←back to thread

The state of Schleswig-Holstein is consistently relying on open source

(www.heise.de)
597 points doener | 1 comments | 07 Dec 25 13:21 UTC | HN request time: 0.001s | source
Show context
GnarfGnarf ◴[07 Dec 25 13:48 UTC] No.46181666[source]
I'm a Windows/macOS developer, but I strongly feel that all national governments need to convert to Linux, for strategic sovereignty. I'm sure Microsoft, under orders from the U.S. government, could disable all computers in any country or organization, at the flick of a switch.

Imagine how Open Source Software could improve if a consortium of nations put their money and resources into commissioning bug fixes and enhancements, which would be of collective benefit.

Apart from a few niche cases, the needs of most government bureaucracies would be well served by currently available OSS word processing, spreadsheet, presentation and graphics software.

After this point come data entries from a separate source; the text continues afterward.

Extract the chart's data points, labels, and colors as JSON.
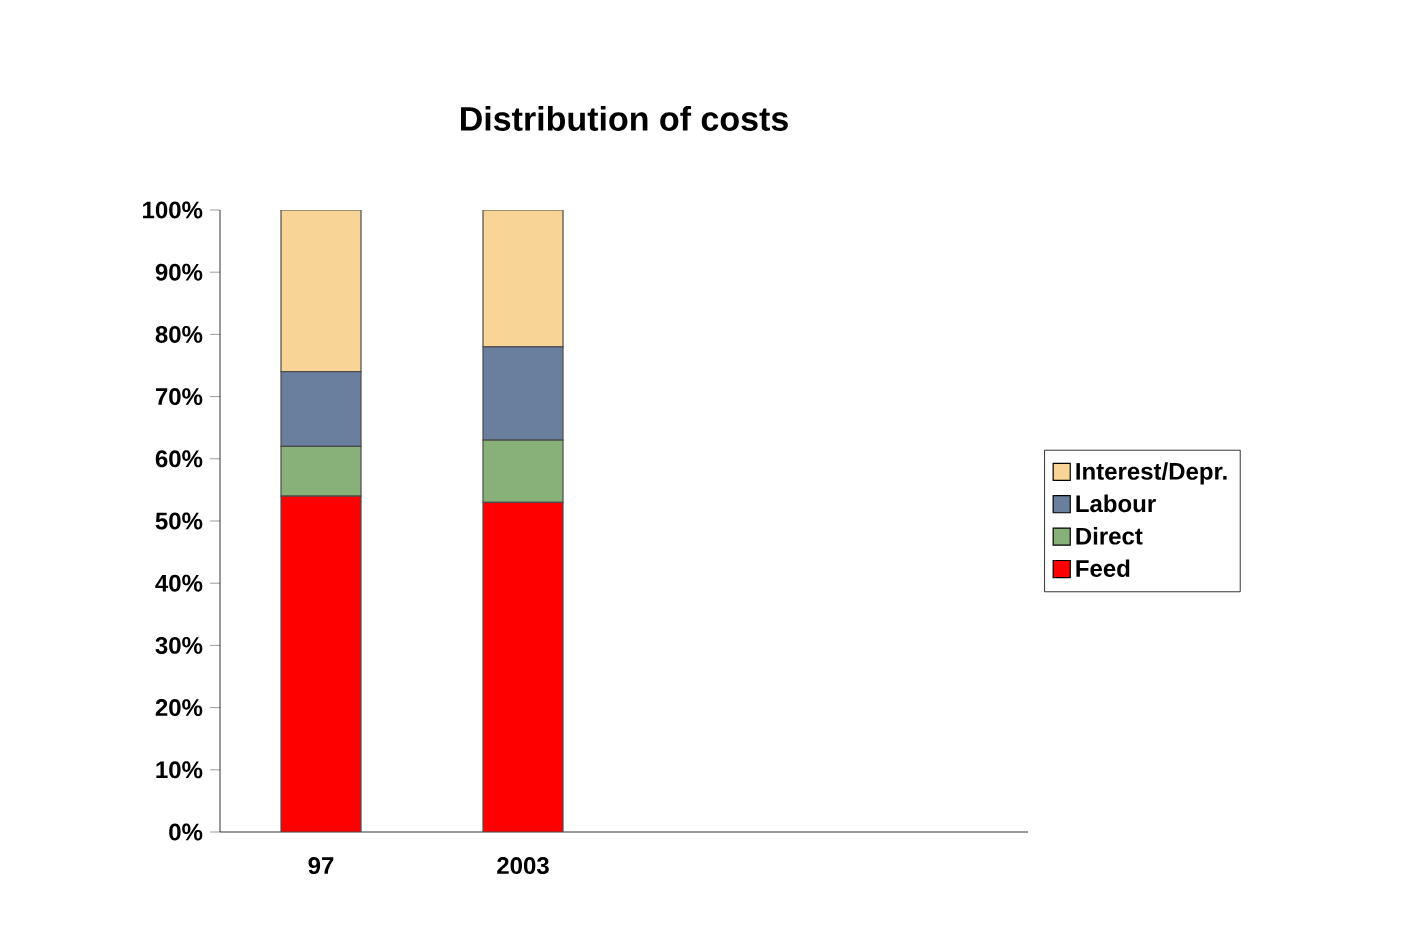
{
  "chart_data": {
    "type": "bar",
    "title": "Distribution of costs",
    "stacked": true,
    "categories": [
      "97",
      "2003",
      null,
      null
    ],
    "series": [
      {
        "name": "Feed",
        "color": "#ff0000",
        "values": [
          54,
          53,
          null,
          null
        ]
      },
      {
        "name": "Direct",
        "color": "#88b17a",
        "values": [
          8,
          10,
          null,
          null
        ]
      },
      {
        "name": "Labour",
        "color": "#6a7f9e",
        "values": [
          12,
          15,
          null,
          null
        ]
      },
      {
        "name": "Interest/Depr.",
        "color": "#f8d496",
        "values": [
          26,
          22,
          null,
          null
        ]
      }
    ],
    "ylim": [
      0,
      100
    ],
    "yticks": [
      {
        "value": 0,
        "label": "0%"
      },
      {
        "value": 10,
        "label": "10%"
      },
      {
        "value": 20,
        "label": "20%"
      },
      {
        "value": 30,
        "label": "30%"
      },
      {
        "value": 40,
        "label": "40%"
      },
      {
        "value": 50,
        "label": "50%"
      },
      {
        "value": 60,
        "label": "60%"
      },
      {
        "value": 70,
        "label": "70%"
      },
      {
        "value": 80,
        "label": "80%"
      },
      {
        "value": 90,
        "label": "90%"
      },
      {
        "value": 100,
        "label": "100%"
      }
    ],
    "grid": false,
    "legend": "right"
  }
}
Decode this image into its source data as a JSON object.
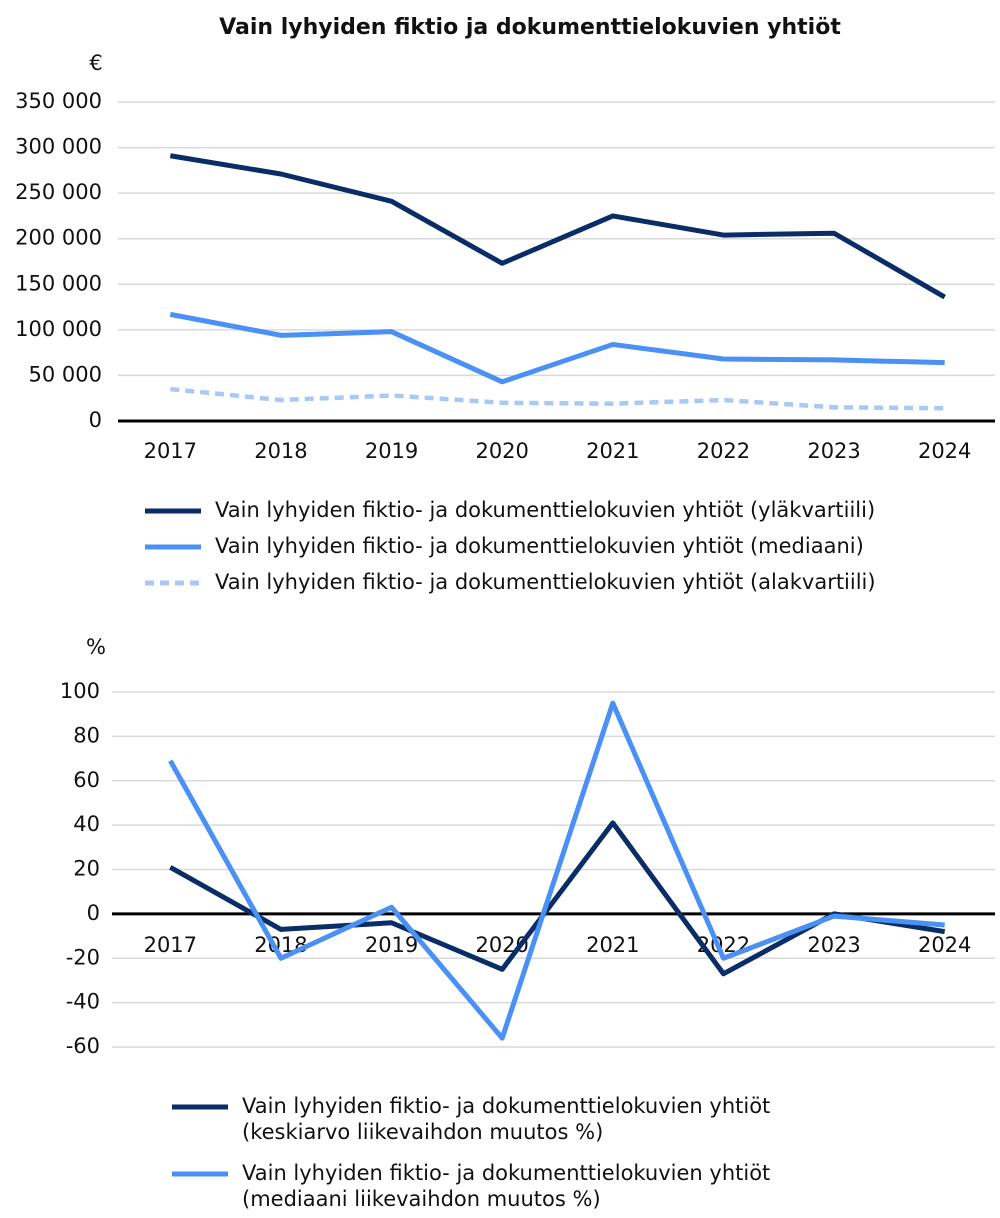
{
  "chart_data": [
    {
      "type": "line",
      "title": "Vain lyhyiden fiktio ja dokumenttielokuvien yhtiöt",
      "y_label": "€",
      "categories": [
        "2017",
        "2018",
        "2019",
        "2020",
        "2021",
        "2022",
        "2023",
        "2024"
      ],
      "ylim": [
        0,
        350000
      ],
      "yticks": [
        0,
        {
          "value": 50000,
          "label": "50 000"
        },
        {
          "value": 100000,
          "label": "100 000"
        },
        {
          "value": 150000,
          "label": "150 000"
        },
        {
          "value": 200000,
          "label": "200 000"
        },
        {
          "value": 250000,
          "label": "250 000"
        },
        {
          "value": 300000,
          "label": "300 000"
        },
        {
          "value": 350000,
          "label": "350 000"
        }
      ],
      "grid": true,
      "series": [
        {
          "name": "Vain lyhyiden fiktio- ja dokumenttielokuvien yhtiöt (yläkvartiili)",
          "color": "#0b2d67",
          "values": [
            291000,
            271000,
            241000,
            173000,
            225000,
            204000,
            206000,
            136000
          ]
        },
        {
          "name": "Vain lyhyiden fiktio- ja dokumenttielokuvien yhtiöt (mediaani)",
          "color": "#4a90f5",
          "values": [
            117000,
            94000,
            98000,
            43000,
            84000,
            68000,
            67000,
            64000
          ]
        },
        {
          "name": "Vain lyhyiden fiktio- ja dokumenttielokuvien yhtiöt (alakvartiili)",
          "color": "#a9c8f6",
          "dashed": true,
          "values": [
            35000,
            23000,
            28000,
            20000,
            19000,
            23000,
            15000,
            14000
          ]
        }
      ]
    },
    {
      "type": "line",
      "y_label": "%",
      "categories": [
        "2017",
        "2018",
        "2019",
        "2020",
        "2021",
        "2022",
        "2023",
        "2024"
      ],
      "ylim": [
        -60,
        100
      ],
      "yticks": [
        -60,
        -40,
        -20,
        0,
        20,
        40,
        60,
        80,
        100
      ],
      "grid": true,
      "series": [
        {
          "name": "Vain lyhyiden fiktio- ja dokumenttielokuvien yhtiöt\n(keskiarvo liikevaihdon muutos %)",
          "color": "#0b2d67",
          "values": [
            21,
            -7,
            -4,
            -25,
            41,
            -27,
            0,
            -8
          ]
        },
        {
          "name": "Vain lyhyiden fiktio- ja dokumenttielokuvien yhtiöt\n(mediaani liikevaihdon muutos %)",
          "color": "#4a90f5",
          "values": [
            69,
            -20,
            3,
            -56,
            95,
            -20,
            -1,
            -5
          ]
        }
      ]
    }
  ]
}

replies(13): >>46181734 #>>46181848 #>>46181909 #>>46181927 #>>46181997 #>>46182103 #>>46182235 #>>46182308 #>>46182425 #>>46183228 #>>46184253 #>>46189067 #>>46203643 #
al_borland ◴[07 Dec 25 14:30 UTC] No.46181909[source]
Today when a government pushes for a backdoor we often see companies push back. The FBI publicly complained about iMessage encryption a lot, and currently Apple is also telling the government of India they aren’t going to install their “security” software… those are just a couple examples.

What happens when major OSS projects are controlled by the governments themselves? Will David still beat Goliath?

replies(4): >>46181928 #>>46182116 #>>46182117 #>>46182884 #
lucianbr ◴[07 Dec 25 14:57 UTC] No.46182117[source]
How does anyone "control" an OSS project in the sense that you are talking about, so the ability to insert backdoors or activate kill-switches? Maybe Linus controls Linux, but can he "flick a switch and kill" any running kernels? He might be able to insert backdoors, but will they go unnoticed? Would anyone be forced to install them? Just patch the code to remove the backdoor.

I feel that you wrote some words that only seem to make sense if we don't think about them too much.

replies(3): >>46182260 #>>46182274 #>>46182715 #
al_borland ◴[07 Dec 25 15:16 UTC] No.46182274[source]
The thought was that the government would effectively become the largest employer of OSS developers who would then be compelled to follow directions or be out of a job. Would there be enough independent developers to review millions of lines of code, patch out any back doors, or fork and maintain an entirely separate projects, since none of the government protects can be trusted?

Could the government also dictate the operating system and software people use to make sure it is the state sponsored one? If I’m not mistaken some similar actions have happened in N Korea and China.

I’m not saying this is an inevitable outcome, but just trying to think of worst case scenarios. A lot of terrible things have started with good intentions.

replies(3): >>46182309 #>>46182825 #>>46183473 #
1. lolc ◴[07 Dec 25 17:41 UTC] No.46183473[source]
You're saying that a state can upstream patches with planted backdoors. Thruth is, this is possible in all software. It's not specific to state-sponsored open source software. So your scenario is a reality whether you want it or not. And open source is not particularily vulnerable either. People forget this.

Now a lot of people would be angry if my state decided to spend money on security flaws. I imagine an elected representative try to explain how they wanted to misspend funds allocated to improve software and plant flaws instead. That would not go down well here or in Germany. Try to hire people for this in Germany and see how long you last till your little op is public.